A collaboration between La Fabrique du Temps, the watch movement specialist owned by Vuitton, and a specialist movement workshop in La Chaux-de-Fonds, Switzerland, called Le Cercle des Horlogers, produced the Tambour’s new movement, the LFT023. “We never made a three-hand movement at L.V., so it would be presumptuous of us to say that we could develop such a movement in-house with no issues,” Mr. Arnault said.

He noted that the movement’s traditional handmade finishes are on par with that in Vuitton timepieces selling for $400,000 to $500,000. “We want to value the savoir-faire of all our artisans throughout our collections,” he said. “It is not only about high watchmaking anymore; it is about all of our watches.”

The movement’s reliability and efficiency prompted Vuitton to include a five-year warranty, rather than the two years it previously offered — another industry trend that began in 2015 when Rolex started offering five years. “It is very good to see the industry investing significant sums to get the quality up,” Mr. Arnault said.

The strategic shift and the redesigned Tambour are Mr. Arnault’s most significant announcements since being appointed to his position in late 2022, and then founding the Louis Vuitton Watch Prize for Independent Creatives, an award for young watchmakers that is to debut in January. He came to LVMH Louis Vuitton Moët Hennessy, the world’s largest luxury conglomerate, after earning master’s degrees from Imperial College London and the Massachusetts Institute of Technology. He is the youngest child of Bernard Arnault, the LVMH founder and chairman.

The trend of Swiss watch exports over the past five years certainly support Louis Vuitton’s decision to concentrate on the top end of horology.

By 2022, the value of exported Swiss timepieces rose to a record 23.7 billion Swiss francs ($27.32 billion), a 26 percent increase over the value in 2017 — while the number of watches that were shipped declined to 15.8 million in 2022, a 35 percent decrease in the same five-year span, according to the Federation of the Swiss Watch Industry.

And the trend of increasing value shows little change: Judging by figures for 2023 through May, the record may be broken again this year.

“Some watches are perceived as investment-grade assets,” Mr. Ravessoud of the watch foundation wrote, “and therefore value perception shot up almost across all watchmaking, in a sort of spillover effect.”

The $18,000 price tag of the gray- and blue-dial Tambours is “just right,” according to Jack Forster, global editorial director at WatchBox, a platform for selling and buying luxury watches.

“I think it is on par with what the market expects,” he said. “With the quality of the construction, the quality of design, it feels appropriate. I think they have done a fantastic job with turning the Tambour, which is a very inter-actable design to work with, into a ‘daily driver’ watch” (industry slang for a watch considered good for daily wear).

Mr. Arnault agreed that the prices are not insignificant but noted that all the models come with a trunk-style storage box measuring 24 centimeters by 17 centimeters (roughly 9.5 inches by 6.5 inches), covered in brown canvas printed with the LV Monogram pattern and edged in black leather.

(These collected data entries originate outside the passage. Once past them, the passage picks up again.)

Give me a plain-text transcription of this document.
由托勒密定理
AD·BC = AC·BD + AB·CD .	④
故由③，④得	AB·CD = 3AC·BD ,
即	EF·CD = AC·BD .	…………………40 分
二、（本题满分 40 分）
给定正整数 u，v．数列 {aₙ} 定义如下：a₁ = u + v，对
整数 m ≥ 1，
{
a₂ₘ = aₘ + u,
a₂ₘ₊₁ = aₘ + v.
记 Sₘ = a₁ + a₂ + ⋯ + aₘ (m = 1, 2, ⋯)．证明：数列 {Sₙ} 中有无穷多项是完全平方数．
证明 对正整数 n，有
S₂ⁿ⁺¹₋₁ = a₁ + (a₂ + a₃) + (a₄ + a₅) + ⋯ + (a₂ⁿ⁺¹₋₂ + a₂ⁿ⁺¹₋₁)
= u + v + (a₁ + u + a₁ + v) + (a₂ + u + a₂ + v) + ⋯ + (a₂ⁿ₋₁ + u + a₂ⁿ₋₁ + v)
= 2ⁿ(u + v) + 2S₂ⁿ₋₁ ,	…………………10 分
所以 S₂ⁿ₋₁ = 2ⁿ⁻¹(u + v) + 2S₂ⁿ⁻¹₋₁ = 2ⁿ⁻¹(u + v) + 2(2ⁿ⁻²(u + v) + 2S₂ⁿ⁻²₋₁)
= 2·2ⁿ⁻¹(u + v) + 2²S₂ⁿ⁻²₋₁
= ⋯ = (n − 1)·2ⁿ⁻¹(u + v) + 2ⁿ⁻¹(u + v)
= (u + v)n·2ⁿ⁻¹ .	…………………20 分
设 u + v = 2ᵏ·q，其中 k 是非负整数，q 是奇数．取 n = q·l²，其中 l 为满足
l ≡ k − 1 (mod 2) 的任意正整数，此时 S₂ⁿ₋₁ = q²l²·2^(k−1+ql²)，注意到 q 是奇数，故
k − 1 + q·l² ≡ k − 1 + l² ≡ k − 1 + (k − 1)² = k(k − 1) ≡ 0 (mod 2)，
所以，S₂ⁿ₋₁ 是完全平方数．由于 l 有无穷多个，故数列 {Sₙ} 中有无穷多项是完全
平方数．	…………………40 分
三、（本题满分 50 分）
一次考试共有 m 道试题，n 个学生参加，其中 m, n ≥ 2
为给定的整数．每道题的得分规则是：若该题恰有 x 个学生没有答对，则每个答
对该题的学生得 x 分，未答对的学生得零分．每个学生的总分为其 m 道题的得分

If the box were available in stores, he said, it would have a value of 4,000 to 5,000 euros ($4,448 to $5,561). And it is an appropriate accessory for the Tambour, he said: “It would be a shame for us not to use our close-to 170-year history of trunk making.”

As for the ultimate commercial potential of the new Tambour, that is “a bit of a guessing game,” Mr. Arnault said. “But we know this is the right thing to do.”

And he is sure that the watch follows what he described as the most important industry lesson he has learned so far: “It is not only about the movement, not only about the finishing, not only about the dial, not only about the bracelet. Everything must be good and all come together as a whole.”